Abstimmungs-Nein

Die Griechen im Schuldensumpf: Jetzt ist Solidarität gefragt

Eine Griechin, die offensichtlich Nein zum EU-Sparprogram gestimmt hat, am Sonntagabend auf dem Syntagma-Platz vor dem Parlamentsgebäude in Athen.

Eine Griechin, die offensichtlich Nein zum EU-Sparprogram gestimmt hat, am Sonntagabend auf dem Syntagma-Platz vor dem Parlamentsgebäude in Athen.

60 Prozent der Griechen haben das EU-Sparprogramm am Sonntag abgelehnt. Doch für alle Griechen gilt: Sie wollen eine tragfähige Lösung. Und ihr Land ist nicht allein schuld am Schuldendesaster. Der Kommentar.

Ein Volk scheint gespalten. Mit rund 60 Prozent Nein-Stimmen bei knapp 56 Prozent Wahlbeteiligung hat Griechenland am Sonntag die zuletzt zur Diskussion stehenden Forderungen der Gläubiger abgelehnt. Doch die Spaltung ist nur scheinbar. In Wirklichkeit wollen die meisten Menschen in dem Land dasselbe: eine tragfähige Lösung, die die endlose Wirtschaftskrise beendet und den Verbleib des Landes in der Gemeinschaftswährung sichert.

Dass eine solche Lösung nur unter Einbeziehung eines Schnitts der unermesslich hohen Schulden funktioniert, ist auch den Institutionen klar.
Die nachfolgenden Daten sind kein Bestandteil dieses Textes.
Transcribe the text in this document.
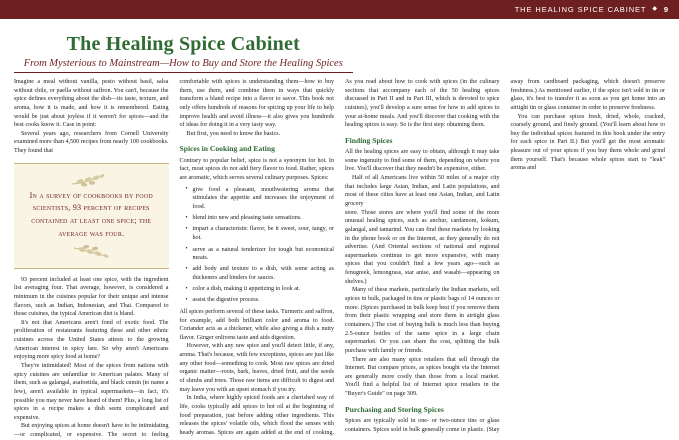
THE HEALING SPICE CABINET ◆ 9
The Healing Spice Cabinet
From Mysterious to Mainstream—How to Buy and Store the Healing Spices

Imagine a meal without vanilla, pesto without basil, salsa without chile, or paella without saffron. You can't, because the spice defines everything about the dish—its taste, texture, and aroma, how it is made, and how it is remembered. Eating would be just about joyless if it weren't for spices—and the best cooks know it. Case in point:

Several years ago, researchers from Cornell University examined more than 4,500 recipes from nearly 100 cookbooks. They found that

In a survey of cookbooks by food scientists, 93 percent of recipes contained at least one spice; the average was four.

93 percent included at least one spice, with the ingredient list averaging four. That average, however, is considered a minimum in the cuisines popular for their unique and intense flavors, such as Indian, Indonesian, and Thai. Compared to those cuisines, the typical American diet is bland.

It's not that Americans aren't fond of exotic food. The proliferation of restaurants featuring these and other ethnic cuisines across the United States attests to the growing American interest in spicy fare. So why aren't Americans enjoying more spicy food at home?

They're intimidated! Most of the spices from nations with spicy cuisines are unfamiliar to American palates. Many of them, such as galangal, asafoetida, and black cumin (to name a few), aren't available in typical supermarkets—in fact, it's possible you may never have heard of them! Plus, a long list of spices in a recipe makes a dish seem complicated and expensive.

But enjoying spices at home doesn't have to be intimidating—or complicated, or expensive. The secret to feeling comfortable with spices is understanding them—how to buy them, use them, and combine them in ways that quickly transform a bland recipe into a flavor to savor. This book not only offers hundreds of reasons for spicing up your life to help improve health and avoid illness—it also gives you hundreds of ideas for doing it in a very tasty way.

But first, you need to know the basics.

Spices in Cooking and Eating

Contrary to popular belief, spice is not a synonym for hot. In fact, most spices do not add fiery flavor to food. Rather, spices are aromatic, which serves several culinary purposes. Spices:

• give food a pleasant, mouthwatering aroma that stimulates the appetite and increases the enjoyment of food.
• blend into new and pleasing taste sensations.
• impart a characteristic flavor, be it sweet, sour, tangy, or hot.
• serve as a natural tenderizer for tough but economical meats.
• add body and texture to a dish, with some acting as thickeners and binders for sauces.
• color a dish, making it appetizing to look at.
• assist the digestive process.

All spices perform several of these tasks. Turmeric and saffron, for example, add both brilliant color and aroma to food. Coriander acts as a thickener, while also giving a dish a nutty flavor. Ginger enlivens taste and aids digestion.

However, with any raw spice and you'll detect little, if any, aroma. That's because, with few exceptions, spices are just like any other food—something to cook. Most raw spices are dried organic matter—roots, bark, leaves, dried fruit, and the seeds of shrubs and trees. Those raw items are difficult to digest and may leave you with an upset stomach if you try.

In India, where highly spiced foods are a cherished way of life, cooks typically add spices to hot oil at the beginning of food preparation, just before adding other ingredients. This releases the spices' volatile oils, which flood the senses with heady aromas. Spices are again added at the end of cooking. As you read about how to cook with spices (in the culinary sections that accompany each of the 50 healing spices discussed in Part II and in Part III, which is devoted to spice cuisines), you'll develop a sure sense for how to add spices to your at-home meals. And you'll discover that cooking with the healing spices is easy. So is the first step: obtaining them.

Finding Spices

All the healing spices are easy to obtain, although it may take some ingenuity to find some of them, depending on where you live. You'll discover that they needn't be expensive, either.

Half of all Americans live within 50 miles of a major city that includes large Asian, Indian, and Latin populations, and most of these cities have at least one Asian, Indian, and Latin grocery

store. Those stores are where you'll find some of the more unusual healing spices, such as anchur, cardamom, kokum, galangal, and tamarind. You can find these markets by looking in the phone book or on the Internet, as they generally do not advertise. (And Oriental sections of national and regional supermarkets continue to get more expansive, with many spices that you couldn't find a few years ago—such as fenugreek, lemongrass, star anise, and wasabi—appearing on shelves.)

Many of these markets, particularly the Indian markets, sell spices in bulk, packaged in tins or plastic bags of 14 ounces or more. (Spices purchased in bulk keep best if you remove them from their plastic wrapping and store them in airtight glass containers.) The cost of buying bulk is much less than buying 2.5-ounce bottles of the same spice in a large chain supermarket. Or you can share the cost, splitting the bulk purchase with family or friends.

There are also many spice retailers that sell through the Internet. But compare prices, as spices bought via the Internet are generally more costly than those from a local market. You'll find a helpful list of Internet spice retailers in the "Buyer's Guide" on page 309.

Purchasing and Storing Spices

Spices are typically sold in one- or two-ounce tins or glass containers. Spices sold in bulk generally come in plastic. (Stay away from cardboard packaging, which doesn't preserve freshness.) As mentioned earlier, if the spice isn't sold in tin or glass, it's best to transfer it as soon as you get home into an airtight tin or glass container in order to preserve freshness.

You can purchase spices fresh, dried, whole, cracked, coarsely ground, and finely ground. (You'll learn about how to buy the individual spices featured in this book under the entry for each spice in Part II.) But you'll get the most aromatic pleasure out of your spices if you buy them whole and grind them yourself. That's because whole spices start to "leak" aroma and
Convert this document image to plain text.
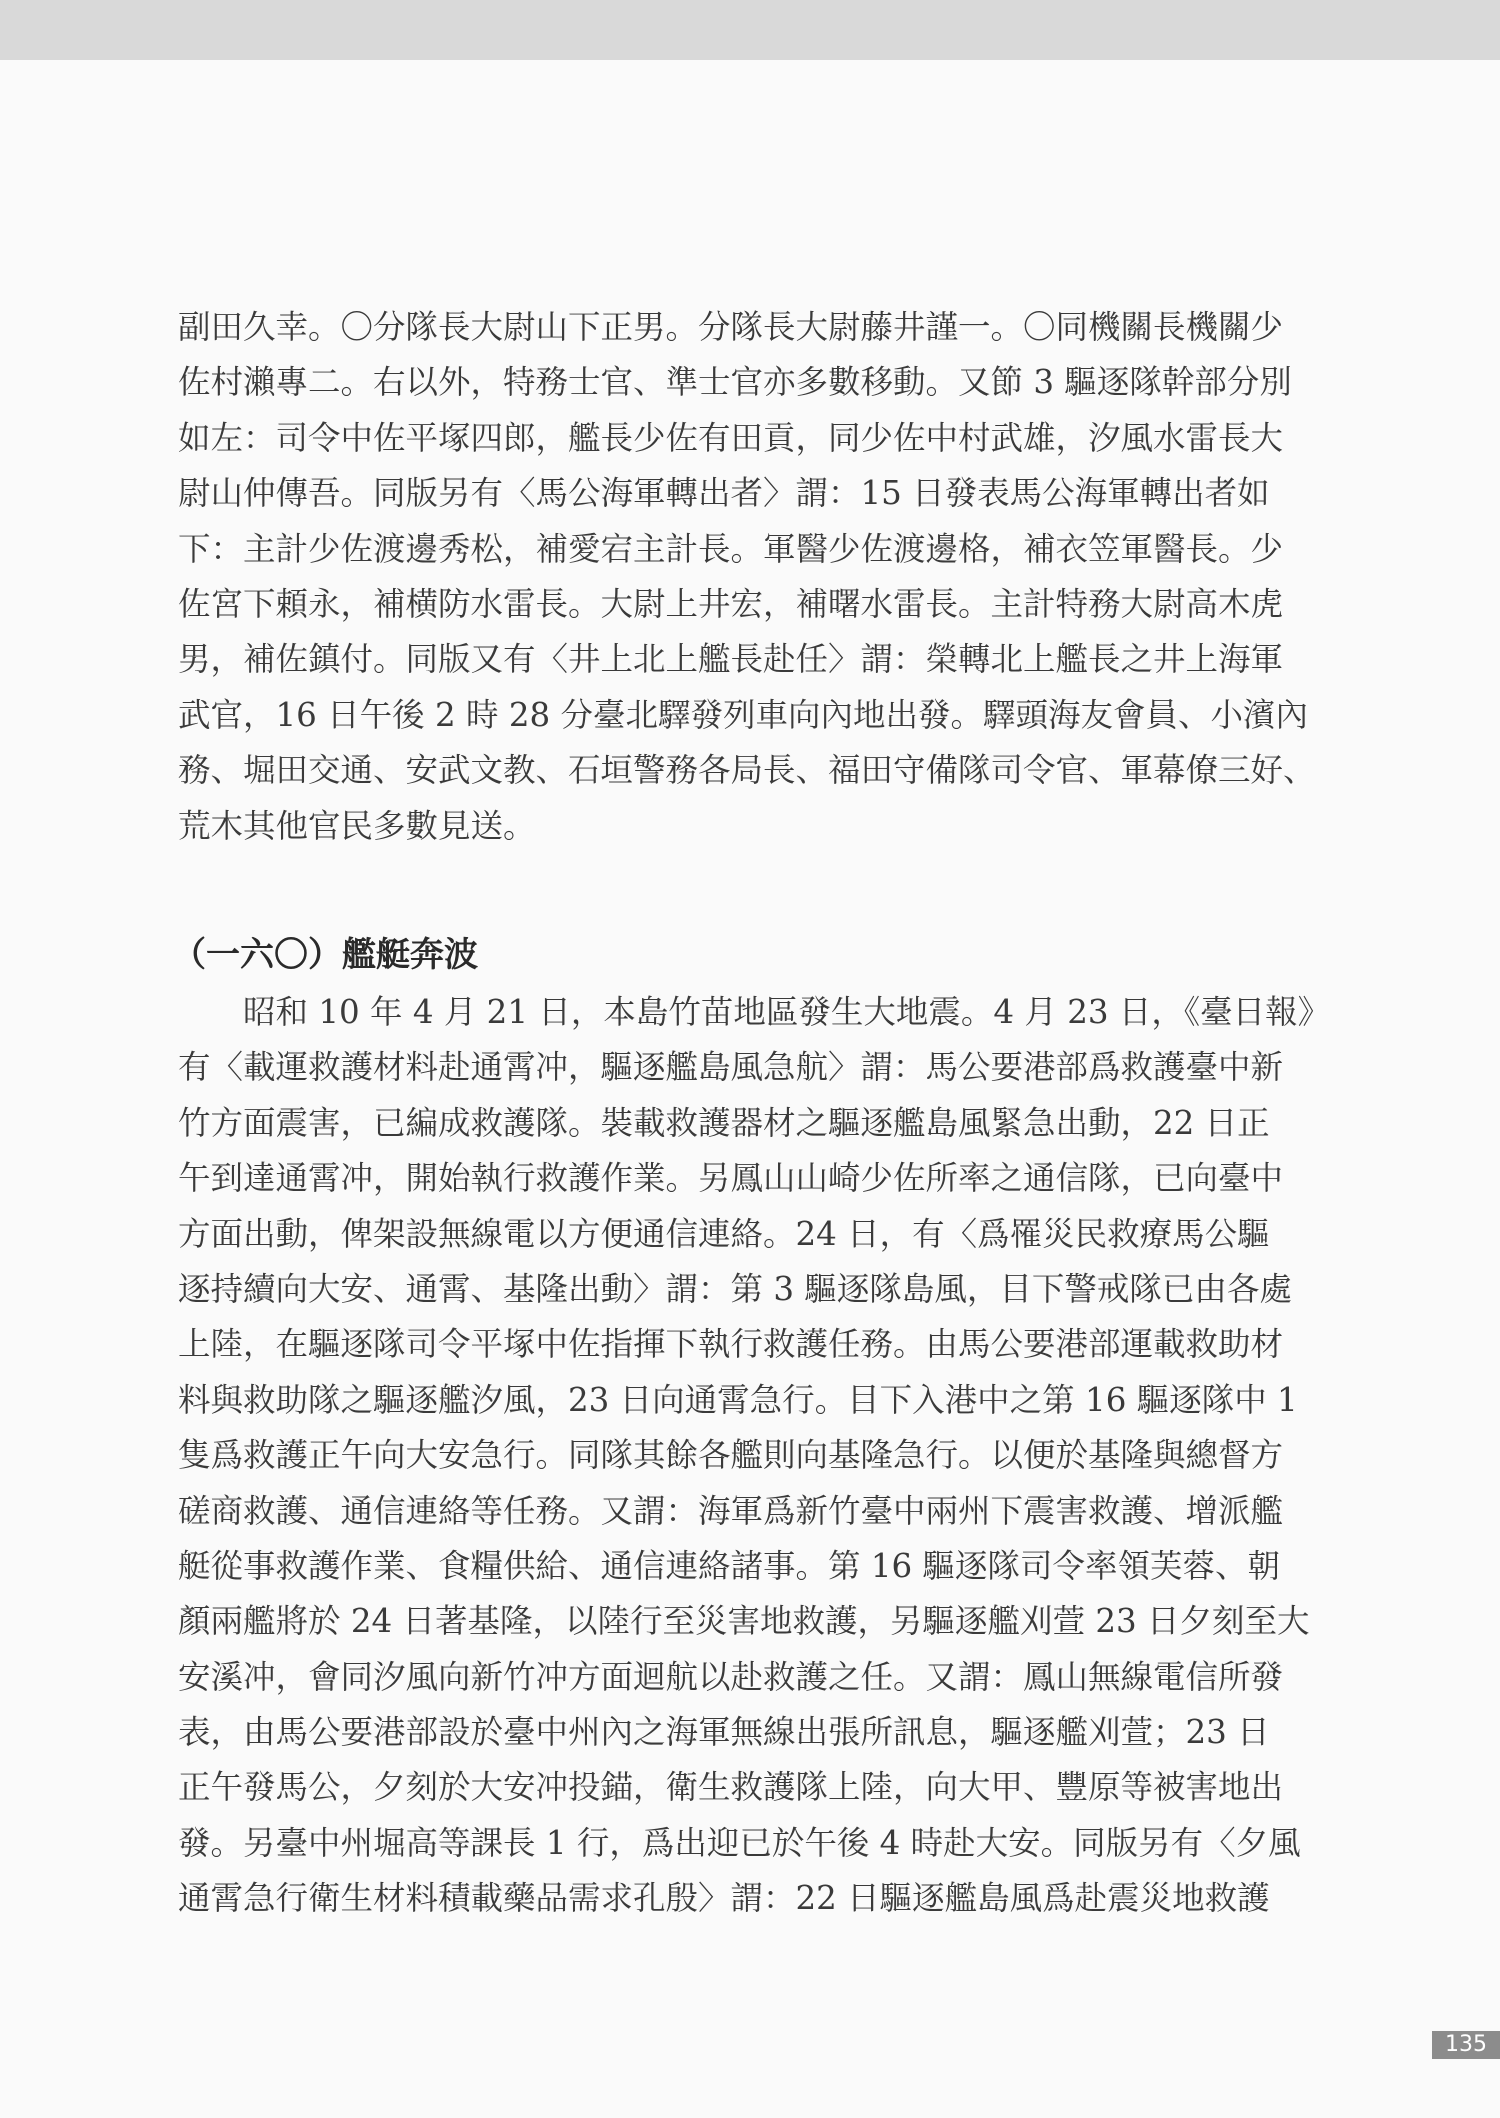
副田久幸。〇分隊長大尉山下正男。分隊長大尉藤井謹一。〇同機關長機關少
佐村瀨專二。右以外，特務士官、準士官亦多數移動。又節 3 驅逐隊幹部分別
如左：司令中佐平塚四郎，艦長少佐有田貢，同少佐中村武雄，汐風水雷長大
尉山仲傳吾。同版另有〈馬公海軍轉出者〉謂：15 日發表馬公海軍轉出者如
下：主計少佐渡邊秀松，補愛宕主計長。軍醫少佐渡邊格，補衣笠軍醫長。少
佐宮下頼永，補横防水雷長。大尉上井宏，補曙水雷長。主計特務大尉高木虎
男，補佐鎮付。同版又有〈井上北上艦長赴任〉謂：榮轉北上艦長之井上海軍
武官，16 日午後 2 時 28 分臺北驛發列車向內地出發。驛頭海友會員、小濱內
務、堀田交通、安武文教、石垣警務各局長、福田守備隊司令官、軍幕僚三好、
荒木其他官民多數見送。
（一六〇）艦艇奔波
昭和 10 年 4 月 21 日，本島竹苗地區發生大地震。4 月 23 日，《臺日報》
有〈載運救護材料赴通霄冲，驅逐艦島風急航〉謂：馬公要港部爲救護臺中新
竹方面震害，已編成救護隊。裝載救護器材之驅逐艦島風緊急出動，22 日正
午到達通霄冲，開始執行救護作業。另鳳山山崎少佐所率之通信隊，已向臺中
方面出動，俾架設無線電以方便通信連絡。24 日，有〈爲罹災民救療馬公驅
逐持續向大安、通霄、基隆出動〉謂：第 3 驅逐隊島風，目下警戒隊已由各處
上陸，在驅逐隊司令平塚中佐指揮下執行救護任務。由馬公要港部運載救助材
料與救助隊之驅逐艦汐風，23 日向通霄急行。目下入港中之第 16 驅逐隊中 1
隻爲救護正午向大安急行。同隊其餘各艦則向基隆急行。以便於基隆與總督方
磋商救護、通信連絡等任務。又謂：海軍爲新竹臺中兩州下震害救護、增派艦
艇從事救護作業、食糧供給、通信連絡諸事。第 16 驅逐隊司令率領芙蓉、朝
顏兩艦將於 24 日著基隆，以陸行至災害地救護，另驅逐艦刈萱 23 日夕刻至大
安溪冲，會同汐風向新竹冲方面迴航以赴救護之任。又謂：鳳山無線電信所發
表，由馬公要港部設於臺中州內之海軍無線出張所訊息，驅逐艦刈萱；23 日
正午發馬公，夕刻於大安冲投錨，衛生救護隊上陸，向大甲、豐原等被害地出
發。另臺中州堀高等課長 1 行，爲出迎已於午後 4 時赴大安。同版另有〈夕風
通霄急行衛生材料積載藥品需求孔殷〉謂：22 日驅逐艦島風爲赴震災地救護
135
Trotzdem haben sich die Gläubiger bisher geweigert, eine Umschuldung der fast 180 Prozent des Bruttosozialprodukts Griechenlands betragenden Ausstände zu diskutieren.

Das Votum des griechischen Volkes ist keine Drohgebärde, sondern ein eindringliches moralisches Argument, dem sich Europa nicht verschliessen darf. Es war erschreckend, mit welcher Kaltschnäuzigkeit so mancher EU-Politiker in den Tagen vor dem Referendum auf Griechenland und seine Regierung einschlug. Eine Volksabstimmung ist ein demokratisches Instrument und sollte als solches geachtet werden. Die Beharrlichkeit von Tsipras, Europa an seine Grundwerte zu erinnern, unter denen Frieden – auch der soziale – und Solidarität hoffentlich nicht nur als Worte eine grosse Rolle spielen, ist auch im Interesse des Projektes EU zu begrüssen. Wenn diese Beharrlichkeit – wie vom deutschen Vizekanzler Sigmar Gabriel geschehen – als «ideologisch motivierter Vorstoss» interpretiert wird, dann zeugt das von einer Ellenbogenmentalität, die nur das Recht des Stärkeren kennt.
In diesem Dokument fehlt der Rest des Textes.